From: tomorrow on
On Nov 26, 11:53 am, "Stephen!" <N...(a)spam.com> wrote:
> Tim <tomorrowerolsdot...(a)yahoo.com> wrote in news:0117c5a2-73b6-4347-9b23-
> 6ac1f4717...(a)a32g2000yqm.googlegroups.com:
>
> >  I've never had a lemon in my life, domestic or
> > foreign.
>
>   You've never owned a 2000 Dodge Durango.

This is true. However, my brother owns a first-gen Durango that
currently has over 270,000 miles on it and is daily transportation for
two of his teenagers. And my buddy Clayton had a second-gen Dakota
(that the first-gen Durango was based on) that he sold with 240,000
miles on it without ever having had any notable problems with it.

And I have owned Triumph Spitfires and GT-6's and two Renaults. None
of them were lemons, either.
From: Mark Olson on
tomorrow(a)erols.com wrote:

> And I have owned Triumph Spitfires and GT-6's and two Renaults. None
> of them were lemons, either.

'The exception that proves the rule'

Renault Dauphine: Worst. Car. Ever.

Wikipedia says:

"It was also heavier and 12 in (300 mm) longer than its predecessor,
but used the same engine, albeit a version increased in size and
power from 760 cc to 845 cc and 19 hp to 32 hp (14 kW to 24 kW) (the
Dauphine was infamously slow: Road & Track magazine measured the
Dauphine's 0-60 mph/0–97 km/h acceleration time as 32 seconds). "

From: Vito on
"Mark Olson" <olsonm(a)tiny.invalid> wrote
| Renault Dauphine: Worst. Car. Ever.
|
| Wikipedia says:
|
| "It was also heavier and 12 in (300 mm) longer than its predecessor,
| but used the same engine, albeit a version increased in size and
| power from 760 cc to 845 cc and 19 hp to 32 hp (14 kW to 24 kW) (the
| Dauphine was infamously slow: Road & Track magazine measured the
| Dauphine's 0-60 mph/0–97 km/h acceleration time as 32 seconds). "
|
I don't know what its predecessor was so I cannot comment on that.

I owned a 1957 Dauphine. It was priced cheaper than a VW, had about the same
acceleration and top speed (neither remarkable) but had 4 doors, its heater
worked, the defroster didn't fog the windshield and was king of its class in
the parking lot slalom league thanks to better handling. The "trunk" made a
great cooler.

Down side was they tipped easier than a VW or Porsche unless rear axel
travel was limited and dealer service sucked.

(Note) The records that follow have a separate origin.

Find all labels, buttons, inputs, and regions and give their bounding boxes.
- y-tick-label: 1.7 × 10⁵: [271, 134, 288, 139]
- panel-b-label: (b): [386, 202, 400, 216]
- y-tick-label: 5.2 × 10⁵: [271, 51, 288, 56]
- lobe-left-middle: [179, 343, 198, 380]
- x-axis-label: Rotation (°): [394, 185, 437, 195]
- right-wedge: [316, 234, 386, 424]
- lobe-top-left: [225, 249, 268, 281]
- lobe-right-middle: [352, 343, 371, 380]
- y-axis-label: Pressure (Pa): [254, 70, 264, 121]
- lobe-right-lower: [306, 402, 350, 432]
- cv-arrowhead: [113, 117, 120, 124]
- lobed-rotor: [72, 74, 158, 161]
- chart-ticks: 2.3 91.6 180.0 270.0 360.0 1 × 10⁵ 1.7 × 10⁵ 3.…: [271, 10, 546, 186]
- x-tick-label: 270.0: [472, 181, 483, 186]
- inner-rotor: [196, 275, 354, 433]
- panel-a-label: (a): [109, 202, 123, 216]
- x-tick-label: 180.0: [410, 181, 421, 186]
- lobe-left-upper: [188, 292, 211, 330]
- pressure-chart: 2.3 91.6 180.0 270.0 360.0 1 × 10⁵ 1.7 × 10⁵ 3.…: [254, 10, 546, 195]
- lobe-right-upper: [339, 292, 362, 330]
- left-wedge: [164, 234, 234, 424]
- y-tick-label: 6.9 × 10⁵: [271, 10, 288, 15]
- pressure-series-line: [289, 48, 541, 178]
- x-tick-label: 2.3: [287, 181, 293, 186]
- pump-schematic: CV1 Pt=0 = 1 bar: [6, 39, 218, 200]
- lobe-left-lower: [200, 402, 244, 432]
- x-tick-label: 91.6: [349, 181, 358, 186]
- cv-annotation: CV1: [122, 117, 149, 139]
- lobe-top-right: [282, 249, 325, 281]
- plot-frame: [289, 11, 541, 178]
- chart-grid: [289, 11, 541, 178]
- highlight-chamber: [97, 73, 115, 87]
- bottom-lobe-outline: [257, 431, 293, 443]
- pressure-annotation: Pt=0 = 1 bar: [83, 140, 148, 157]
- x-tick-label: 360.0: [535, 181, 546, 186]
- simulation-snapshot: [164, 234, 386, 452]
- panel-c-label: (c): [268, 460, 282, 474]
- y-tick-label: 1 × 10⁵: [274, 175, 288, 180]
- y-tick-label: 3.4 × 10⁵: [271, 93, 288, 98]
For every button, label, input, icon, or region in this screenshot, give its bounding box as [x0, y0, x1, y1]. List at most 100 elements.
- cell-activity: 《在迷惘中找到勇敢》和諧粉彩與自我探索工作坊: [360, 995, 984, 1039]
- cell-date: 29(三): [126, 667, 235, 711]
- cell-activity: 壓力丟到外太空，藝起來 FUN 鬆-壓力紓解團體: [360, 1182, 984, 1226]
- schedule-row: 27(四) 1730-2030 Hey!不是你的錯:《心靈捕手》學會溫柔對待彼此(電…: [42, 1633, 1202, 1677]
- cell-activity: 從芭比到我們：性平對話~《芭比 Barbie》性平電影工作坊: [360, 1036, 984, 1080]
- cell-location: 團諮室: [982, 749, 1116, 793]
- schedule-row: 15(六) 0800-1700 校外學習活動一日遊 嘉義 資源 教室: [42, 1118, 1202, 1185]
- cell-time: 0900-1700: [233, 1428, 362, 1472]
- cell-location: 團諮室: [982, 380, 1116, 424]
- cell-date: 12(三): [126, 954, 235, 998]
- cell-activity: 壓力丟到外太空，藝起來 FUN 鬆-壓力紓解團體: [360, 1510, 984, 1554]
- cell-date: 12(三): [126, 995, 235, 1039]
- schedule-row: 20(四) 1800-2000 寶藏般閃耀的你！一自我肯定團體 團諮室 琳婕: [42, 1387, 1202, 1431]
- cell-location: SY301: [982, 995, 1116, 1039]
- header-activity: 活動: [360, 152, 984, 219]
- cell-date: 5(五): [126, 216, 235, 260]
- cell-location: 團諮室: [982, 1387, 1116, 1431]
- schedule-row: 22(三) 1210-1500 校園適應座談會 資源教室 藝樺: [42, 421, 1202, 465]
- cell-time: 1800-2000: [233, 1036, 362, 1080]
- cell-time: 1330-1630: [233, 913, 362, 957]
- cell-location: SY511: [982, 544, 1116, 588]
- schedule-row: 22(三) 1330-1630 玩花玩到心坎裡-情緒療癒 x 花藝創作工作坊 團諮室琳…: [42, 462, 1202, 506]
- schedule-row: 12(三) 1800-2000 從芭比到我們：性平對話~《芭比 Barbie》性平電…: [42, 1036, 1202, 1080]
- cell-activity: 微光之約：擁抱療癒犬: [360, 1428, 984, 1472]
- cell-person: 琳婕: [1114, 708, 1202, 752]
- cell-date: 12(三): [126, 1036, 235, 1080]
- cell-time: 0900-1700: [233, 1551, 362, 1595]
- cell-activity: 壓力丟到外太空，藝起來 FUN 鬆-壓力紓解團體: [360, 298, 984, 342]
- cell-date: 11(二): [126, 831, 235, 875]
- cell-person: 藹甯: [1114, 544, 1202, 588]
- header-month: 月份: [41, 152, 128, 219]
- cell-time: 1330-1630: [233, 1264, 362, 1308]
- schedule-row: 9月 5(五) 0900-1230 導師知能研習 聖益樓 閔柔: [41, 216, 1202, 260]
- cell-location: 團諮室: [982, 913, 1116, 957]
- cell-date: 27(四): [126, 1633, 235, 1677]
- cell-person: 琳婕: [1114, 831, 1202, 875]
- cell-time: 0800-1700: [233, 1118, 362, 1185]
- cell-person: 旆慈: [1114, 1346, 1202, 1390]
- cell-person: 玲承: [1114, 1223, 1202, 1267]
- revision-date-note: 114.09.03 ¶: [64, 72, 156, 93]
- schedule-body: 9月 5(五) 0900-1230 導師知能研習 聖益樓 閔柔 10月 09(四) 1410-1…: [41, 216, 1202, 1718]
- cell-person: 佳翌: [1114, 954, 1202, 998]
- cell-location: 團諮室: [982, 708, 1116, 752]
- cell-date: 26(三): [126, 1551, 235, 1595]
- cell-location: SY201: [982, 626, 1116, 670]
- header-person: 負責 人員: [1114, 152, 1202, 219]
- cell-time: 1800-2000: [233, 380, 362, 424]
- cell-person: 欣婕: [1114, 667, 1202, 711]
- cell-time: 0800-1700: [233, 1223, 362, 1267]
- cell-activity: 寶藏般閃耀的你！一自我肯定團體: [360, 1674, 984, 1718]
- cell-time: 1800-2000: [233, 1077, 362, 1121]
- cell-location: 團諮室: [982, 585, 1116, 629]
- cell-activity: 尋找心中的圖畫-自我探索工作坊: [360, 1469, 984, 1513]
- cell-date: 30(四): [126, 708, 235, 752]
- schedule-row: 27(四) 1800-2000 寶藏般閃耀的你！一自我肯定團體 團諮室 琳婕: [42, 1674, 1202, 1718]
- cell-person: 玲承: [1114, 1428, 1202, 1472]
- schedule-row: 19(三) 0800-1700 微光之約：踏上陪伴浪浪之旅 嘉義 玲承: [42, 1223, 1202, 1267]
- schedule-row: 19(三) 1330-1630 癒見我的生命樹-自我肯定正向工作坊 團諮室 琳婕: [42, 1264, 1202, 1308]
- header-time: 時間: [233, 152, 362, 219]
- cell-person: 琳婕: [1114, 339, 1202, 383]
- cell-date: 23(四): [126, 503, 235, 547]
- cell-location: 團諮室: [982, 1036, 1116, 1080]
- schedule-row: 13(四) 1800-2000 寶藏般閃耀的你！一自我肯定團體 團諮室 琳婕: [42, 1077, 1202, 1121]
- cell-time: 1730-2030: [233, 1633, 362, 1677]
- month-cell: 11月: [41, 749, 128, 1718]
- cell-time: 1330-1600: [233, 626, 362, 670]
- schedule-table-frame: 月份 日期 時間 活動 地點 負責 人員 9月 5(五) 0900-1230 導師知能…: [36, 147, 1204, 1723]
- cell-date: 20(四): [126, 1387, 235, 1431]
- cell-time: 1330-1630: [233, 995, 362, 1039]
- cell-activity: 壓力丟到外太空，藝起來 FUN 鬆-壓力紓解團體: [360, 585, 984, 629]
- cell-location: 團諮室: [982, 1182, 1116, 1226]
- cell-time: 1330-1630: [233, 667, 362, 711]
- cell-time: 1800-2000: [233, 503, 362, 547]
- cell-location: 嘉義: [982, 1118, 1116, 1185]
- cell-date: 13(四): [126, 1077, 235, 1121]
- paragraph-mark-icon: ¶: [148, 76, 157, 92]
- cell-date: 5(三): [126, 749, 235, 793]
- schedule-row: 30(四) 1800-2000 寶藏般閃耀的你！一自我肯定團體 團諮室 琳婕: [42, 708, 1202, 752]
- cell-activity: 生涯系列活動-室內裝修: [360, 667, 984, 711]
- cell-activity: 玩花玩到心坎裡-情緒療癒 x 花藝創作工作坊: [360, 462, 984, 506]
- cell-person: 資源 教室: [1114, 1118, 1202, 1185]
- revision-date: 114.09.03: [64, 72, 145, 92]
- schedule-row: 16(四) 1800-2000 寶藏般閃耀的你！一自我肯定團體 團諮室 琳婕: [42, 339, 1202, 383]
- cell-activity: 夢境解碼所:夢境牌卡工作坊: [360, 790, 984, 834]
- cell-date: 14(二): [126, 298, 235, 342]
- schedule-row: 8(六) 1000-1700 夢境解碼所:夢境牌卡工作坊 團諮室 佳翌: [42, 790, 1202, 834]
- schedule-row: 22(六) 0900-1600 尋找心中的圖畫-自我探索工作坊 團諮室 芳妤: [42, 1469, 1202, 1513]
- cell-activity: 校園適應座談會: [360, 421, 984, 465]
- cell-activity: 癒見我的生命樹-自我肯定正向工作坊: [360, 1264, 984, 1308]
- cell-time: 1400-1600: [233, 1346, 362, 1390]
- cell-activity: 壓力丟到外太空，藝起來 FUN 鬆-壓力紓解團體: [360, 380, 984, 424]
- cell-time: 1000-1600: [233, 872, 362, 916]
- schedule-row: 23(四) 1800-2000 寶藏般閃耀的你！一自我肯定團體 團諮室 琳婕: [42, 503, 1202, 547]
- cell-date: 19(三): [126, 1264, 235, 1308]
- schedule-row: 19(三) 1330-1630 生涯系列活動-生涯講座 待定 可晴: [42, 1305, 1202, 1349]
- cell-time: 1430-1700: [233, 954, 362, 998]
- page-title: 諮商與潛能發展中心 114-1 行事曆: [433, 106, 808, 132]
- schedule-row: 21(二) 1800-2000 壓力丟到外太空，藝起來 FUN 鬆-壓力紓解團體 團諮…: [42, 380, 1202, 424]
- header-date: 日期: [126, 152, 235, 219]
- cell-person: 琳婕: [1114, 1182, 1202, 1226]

Hardly the best or the worst $1600 car ever.


From: J. Clarke on
Mark Olson wrote:
> tomorrow(a)erols.com wrote:
>
>> And I have owned Triumph Spitfires and GT-6's and two Renaults. None
>> of them were lemons, either.
>
> 'The exception that proves the rule'
>
> Renault Dauphine: Worst. Car. Ever.
>
> Wikipedia says:
>
> "It was also heavier and 12 in (300 mm) longer than its predecessor,
> but used the same engine, albeit a version increased in size and
> power from 760 cc to 845 cc and 19 hp to 32 hp (14 kW to 24 kW) (the
> Dauphine was infamously slow: Road & Track magazine measured the
> Dauphine's 0-60 mph/0–97 km/h acceleration time as 32 seconds). "

Sounds like it was aimed at the same market as the Citroen 2CV and the
Subaru 360. The 2CV was at least entertaining to look at.

From: The Older Gentleman on
J. Clarke <jclarke.usenet(a)cox.net> wrote:

> Sounds like it was aimed at the same market as the Citroen 2CV and the
> Subaru 360. The 2CV was at least entertaining to look at.

And to drive. All 600cc of it.

The early models had a smaller 436cc engine. When I was a student in
France, a friend had one.

I remember she was lifting us all back from town one night (four up in
the car made it supernaturally sluggish), and one of our lot was
American who asked, curiously, how big the engine was.

"Quatre cent trente-six centimetres cubes..." she replied nonchalantly.

You could see this guy's brain turning over. He'd heard 436cc, and he
spoke good French, but it didn't compute. He must have made a mistake.
He knew it wasn't four thousand cc, because patently it didn't have a
four and a half litre engine, and nobody, in his book, put a four
hundred cc engine in a car.

So he asked again, and got the same answer.

And the penny dropped. "Four hundred and thirty-six cee-cee? We wouldn't
even put that in a lawnmower!"

He had a point :-)

--
BMW K1100LT Ducati 750SS Honda CB400F Triumph Street Triple
Suzuki TS250ER GN250 Damn, back to six bikes!
Try Googling before asking a damn silly question.